Warga Jalur Gaza Terpenjara di Neraka Dunia
Tidak terbayangkan hidup di Jalur Gaza yang senantiasa jadi korban roket Israel. Belum lagi harus bergantung pada bantuan internasional dan pergerakan serba dibatasi seperti layaknya tinggal di penjara terbuka.
Sebagai pembalasan atas serangan Hamas, Israel tidak hanya kembali menyerang Gaza. Israel mengepung total Gaza.
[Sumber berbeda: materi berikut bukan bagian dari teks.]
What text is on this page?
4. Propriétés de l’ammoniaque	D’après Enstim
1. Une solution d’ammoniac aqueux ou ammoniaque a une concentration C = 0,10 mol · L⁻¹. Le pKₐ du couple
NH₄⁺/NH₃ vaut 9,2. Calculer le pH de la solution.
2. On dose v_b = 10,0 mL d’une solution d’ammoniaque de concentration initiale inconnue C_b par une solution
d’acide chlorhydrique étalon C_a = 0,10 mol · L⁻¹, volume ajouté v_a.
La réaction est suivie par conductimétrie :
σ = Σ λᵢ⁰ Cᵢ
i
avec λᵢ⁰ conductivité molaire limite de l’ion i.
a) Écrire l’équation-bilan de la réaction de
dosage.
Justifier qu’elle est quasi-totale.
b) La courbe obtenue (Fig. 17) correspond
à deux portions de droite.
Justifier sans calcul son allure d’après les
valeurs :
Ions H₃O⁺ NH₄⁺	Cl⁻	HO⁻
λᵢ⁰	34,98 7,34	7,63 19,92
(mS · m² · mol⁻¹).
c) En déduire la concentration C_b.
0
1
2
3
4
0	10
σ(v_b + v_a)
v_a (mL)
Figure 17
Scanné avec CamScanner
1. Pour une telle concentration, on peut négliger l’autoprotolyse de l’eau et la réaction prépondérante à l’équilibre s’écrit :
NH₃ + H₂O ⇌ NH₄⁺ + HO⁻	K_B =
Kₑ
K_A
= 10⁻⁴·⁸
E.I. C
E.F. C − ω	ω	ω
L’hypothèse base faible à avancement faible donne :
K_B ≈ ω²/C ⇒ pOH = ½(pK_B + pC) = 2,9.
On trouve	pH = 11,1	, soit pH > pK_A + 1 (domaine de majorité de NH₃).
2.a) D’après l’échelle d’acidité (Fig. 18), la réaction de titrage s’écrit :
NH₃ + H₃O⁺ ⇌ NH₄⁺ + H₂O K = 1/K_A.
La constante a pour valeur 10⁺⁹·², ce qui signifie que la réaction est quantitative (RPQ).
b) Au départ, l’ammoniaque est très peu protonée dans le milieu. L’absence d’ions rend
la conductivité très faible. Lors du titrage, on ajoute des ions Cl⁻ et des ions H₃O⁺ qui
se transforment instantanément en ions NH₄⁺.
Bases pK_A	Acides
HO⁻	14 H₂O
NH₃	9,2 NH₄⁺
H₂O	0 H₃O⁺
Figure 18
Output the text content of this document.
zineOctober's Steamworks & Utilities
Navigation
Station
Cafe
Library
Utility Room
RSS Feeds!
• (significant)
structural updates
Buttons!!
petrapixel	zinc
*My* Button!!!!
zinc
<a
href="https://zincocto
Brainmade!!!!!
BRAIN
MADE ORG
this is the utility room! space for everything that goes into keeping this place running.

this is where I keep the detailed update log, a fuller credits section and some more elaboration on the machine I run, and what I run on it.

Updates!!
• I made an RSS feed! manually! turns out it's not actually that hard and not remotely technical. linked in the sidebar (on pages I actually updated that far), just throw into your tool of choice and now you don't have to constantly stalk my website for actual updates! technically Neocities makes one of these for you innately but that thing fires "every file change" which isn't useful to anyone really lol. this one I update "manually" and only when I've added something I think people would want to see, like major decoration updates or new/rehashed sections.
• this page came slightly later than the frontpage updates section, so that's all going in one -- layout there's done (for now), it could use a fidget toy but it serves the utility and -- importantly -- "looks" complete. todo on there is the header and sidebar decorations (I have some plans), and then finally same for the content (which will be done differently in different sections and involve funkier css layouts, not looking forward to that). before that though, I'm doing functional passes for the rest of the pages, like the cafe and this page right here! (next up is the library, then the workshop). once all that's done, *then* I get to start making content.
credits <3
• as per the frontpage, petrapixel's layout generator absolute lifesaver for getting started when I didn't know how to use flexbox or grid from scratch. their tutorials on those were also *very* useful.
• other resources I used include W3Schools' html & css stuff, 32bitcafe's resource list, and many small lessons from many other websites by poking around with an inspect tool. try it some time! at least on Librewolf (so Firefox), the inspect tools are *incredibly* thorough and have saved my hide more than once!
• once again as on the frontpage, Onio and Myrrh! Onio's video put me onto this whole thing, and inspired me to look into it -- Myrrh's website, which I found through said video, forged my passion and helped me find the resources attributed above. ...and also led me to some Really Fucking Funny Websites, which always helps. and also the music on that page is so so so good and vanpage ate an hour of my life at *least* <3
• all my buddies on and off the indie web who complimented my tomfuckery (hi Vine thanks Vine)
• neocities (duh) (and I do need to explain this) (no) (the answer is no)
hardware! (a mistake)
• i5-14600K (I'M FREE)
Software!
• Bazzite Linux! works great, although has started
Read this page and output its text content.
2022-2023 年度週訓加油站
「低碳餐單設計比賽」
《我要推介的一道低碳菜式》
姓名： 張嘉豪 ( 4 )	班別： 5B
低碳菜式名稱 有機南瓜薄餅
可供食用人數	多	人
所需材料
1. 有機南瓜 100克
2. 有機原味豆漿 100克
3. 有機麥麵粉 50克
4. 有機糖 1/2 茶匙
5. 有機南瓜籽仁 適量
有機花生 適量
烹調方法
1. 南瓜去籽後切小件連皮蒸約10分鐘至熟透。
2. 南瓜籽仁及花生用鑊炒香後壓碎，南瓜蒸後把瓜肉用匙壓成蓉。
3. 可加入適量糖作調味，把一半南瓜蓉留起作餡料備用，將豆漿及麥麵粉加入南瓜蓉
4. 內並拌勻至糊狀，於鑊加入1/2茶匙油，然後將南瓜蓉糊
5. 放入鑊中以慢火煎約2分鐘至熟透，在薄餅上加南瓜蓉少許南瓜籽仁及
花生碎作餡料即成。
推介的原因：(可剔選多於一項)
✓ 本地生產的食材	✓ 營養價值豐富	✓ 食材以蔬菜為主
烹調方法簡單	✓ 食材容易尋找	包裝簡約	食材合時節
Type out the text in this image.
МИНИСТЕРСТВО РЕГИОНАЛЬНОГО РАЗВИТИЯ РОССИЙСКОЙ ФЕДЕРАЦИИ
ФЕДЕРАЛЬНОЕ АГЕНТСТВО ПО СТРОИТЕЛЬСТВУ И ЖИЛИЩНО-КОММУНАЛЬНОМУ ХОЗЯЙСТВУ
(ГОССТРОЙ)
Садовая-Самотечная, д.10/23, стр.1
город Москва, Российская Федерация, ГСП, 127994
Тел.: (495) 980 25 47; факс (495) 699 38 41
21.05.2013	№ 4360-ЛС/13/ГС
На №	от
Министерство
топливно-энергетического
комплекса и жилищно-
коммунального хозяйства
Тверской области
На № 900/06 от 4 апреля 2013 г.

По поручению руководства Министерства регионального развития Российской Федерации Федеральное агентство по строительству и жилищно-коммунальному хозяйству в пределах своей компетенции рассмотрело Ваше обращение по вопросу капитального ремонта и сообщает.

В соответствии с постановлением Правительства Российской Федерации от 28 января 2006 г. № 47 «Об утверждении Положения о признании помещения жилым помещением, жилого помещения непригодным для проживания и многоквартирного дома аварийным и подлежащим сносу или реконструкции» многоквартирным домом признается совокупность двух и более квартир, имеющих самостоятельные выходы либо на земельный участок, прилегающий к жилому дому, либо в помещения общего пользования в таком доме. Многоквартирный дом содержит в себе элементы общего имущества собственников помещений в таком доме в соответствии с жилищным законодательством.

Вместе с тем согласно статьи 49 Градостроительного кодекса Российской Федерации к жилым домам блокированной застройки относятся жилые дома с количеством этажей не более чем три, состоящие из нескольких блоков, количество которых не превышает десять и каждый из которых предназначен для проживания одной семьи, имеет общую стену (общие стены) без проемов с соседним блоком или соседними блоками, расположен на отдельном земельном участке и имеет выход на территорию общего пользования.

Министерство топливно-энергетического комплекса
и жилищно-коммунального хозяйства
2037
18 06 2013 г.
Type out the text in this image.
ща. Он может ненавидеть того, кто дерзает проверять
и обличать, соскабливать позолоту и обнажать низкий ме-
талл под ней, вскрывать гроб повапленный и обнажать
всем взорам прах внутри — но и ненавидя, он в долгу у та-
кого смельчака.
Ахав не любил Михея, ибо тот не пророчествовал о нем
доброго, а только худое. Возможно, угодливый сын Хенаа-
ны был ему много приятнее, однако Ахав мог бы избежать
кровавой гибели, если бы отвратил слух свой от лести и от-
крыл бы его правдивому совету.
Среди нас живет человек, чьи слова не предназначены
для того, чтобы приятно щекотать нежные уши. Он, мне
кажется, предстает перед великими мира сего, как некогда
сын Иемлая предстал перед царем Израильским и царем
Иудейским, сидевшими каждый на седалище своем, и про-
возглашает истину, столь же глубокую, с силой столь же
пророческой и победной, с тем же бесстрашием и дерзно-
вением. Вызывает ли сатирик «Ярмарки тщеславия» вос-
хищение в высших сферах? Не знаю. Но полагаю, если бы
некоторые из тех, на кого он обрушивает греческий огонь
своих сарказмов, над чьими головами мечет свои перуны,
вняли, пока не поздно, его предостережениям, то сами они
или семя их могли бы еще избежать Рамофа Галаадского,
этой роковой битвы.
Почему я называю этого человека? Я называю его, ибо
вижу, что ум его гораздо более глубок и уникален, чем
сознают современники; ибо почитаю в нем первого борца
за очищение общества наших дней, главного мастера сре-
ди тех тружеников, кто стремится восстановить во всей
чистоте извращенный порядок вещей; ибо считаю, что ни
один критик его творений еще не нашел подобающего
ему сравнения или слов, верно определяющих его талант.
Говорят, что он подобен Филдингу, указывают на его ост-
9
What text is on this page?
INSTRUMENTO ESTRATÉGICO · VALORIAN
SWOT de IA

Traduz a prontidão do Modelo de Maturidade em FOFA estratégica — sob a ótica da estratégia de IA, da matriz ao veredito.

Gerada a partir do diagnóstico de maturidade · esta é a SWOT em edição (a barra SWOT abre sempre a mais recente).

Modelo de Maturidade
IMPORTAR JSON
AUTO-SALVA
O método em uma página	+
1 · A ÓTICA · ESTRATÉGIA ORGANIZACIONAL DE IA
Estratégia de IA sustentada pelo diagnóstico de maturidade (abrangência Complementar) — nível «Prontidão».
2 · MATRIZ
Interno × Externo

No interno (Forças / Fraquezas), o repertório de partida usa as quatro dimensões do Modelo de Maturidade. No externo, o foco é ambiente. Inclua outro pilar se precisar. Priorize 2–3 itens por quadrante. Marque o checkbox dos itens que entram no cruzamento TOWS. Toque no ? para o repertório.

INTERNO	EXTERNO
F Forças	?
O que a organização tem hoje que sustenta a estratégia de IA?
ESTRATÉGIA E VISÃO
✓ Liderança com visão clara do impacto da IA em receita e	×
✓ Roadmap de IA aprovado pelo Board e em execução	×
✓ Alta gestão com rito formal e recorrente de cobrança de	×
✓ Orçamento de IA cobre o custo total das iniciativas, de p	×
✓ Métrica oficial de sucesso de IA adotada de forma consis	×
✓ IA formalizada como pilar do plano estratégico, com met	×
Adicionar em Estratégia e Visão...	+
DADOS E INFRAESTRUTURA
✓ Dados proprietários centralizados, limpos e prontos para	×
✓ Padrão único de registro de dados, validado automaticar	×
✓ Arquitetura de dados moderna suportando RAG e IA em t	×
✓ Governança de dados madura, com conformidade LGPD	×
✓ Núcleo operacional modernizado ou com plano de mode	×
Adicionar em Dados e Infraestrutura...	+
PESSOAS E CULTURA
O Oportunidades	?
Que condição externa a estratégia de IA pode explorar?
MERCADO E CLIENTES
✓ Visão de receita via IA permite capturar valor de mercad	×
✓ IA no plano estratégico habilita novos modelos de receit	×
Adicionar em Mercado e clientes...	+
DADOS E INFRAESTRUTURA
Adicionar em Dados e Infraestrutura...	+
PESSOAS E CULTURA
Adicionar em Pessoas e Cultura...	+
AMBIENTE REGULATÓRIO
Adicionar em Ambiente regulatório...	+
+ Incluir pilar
Pasokan air, listrik, bahan bakar, hingga makanan dihentikan.
Menteri Pertahanan Israel Yoav Gallant menyebut penduduk Gaza sebagai hewan. Padahal, wilayah 362,5 kilometer persegi itu dihuni 2,2 juta manusia, sebagian anak-anak dan lansia.
AFP melaporkan, pada Selasa (10/10/2023), Komisaris Tinggi Perserikatan Bangsa-Bangsa untuk urusan HAM Volker Turk mengecam keputusan Israel. ”Pengepungan yang membahayakan warga sipil dengan cara merintangi akses dari kebutuhan pokok yang diperlukan untuk bertahan hidup adalah hal terlarang dalam hukum kemanusiaan internasional,” ujarnya.
Blokade total dikhawatirkan akan memperburuk kondisi Gaza. Para pembela hak asasi manusia menyebut Gaza sebagai ”penjara terbuka” terbesar di dunia. Bahkan, Sekretaris Jenderal PBB António Guterres menyebut Jalur Gaza sebagai ”neraka dunia”.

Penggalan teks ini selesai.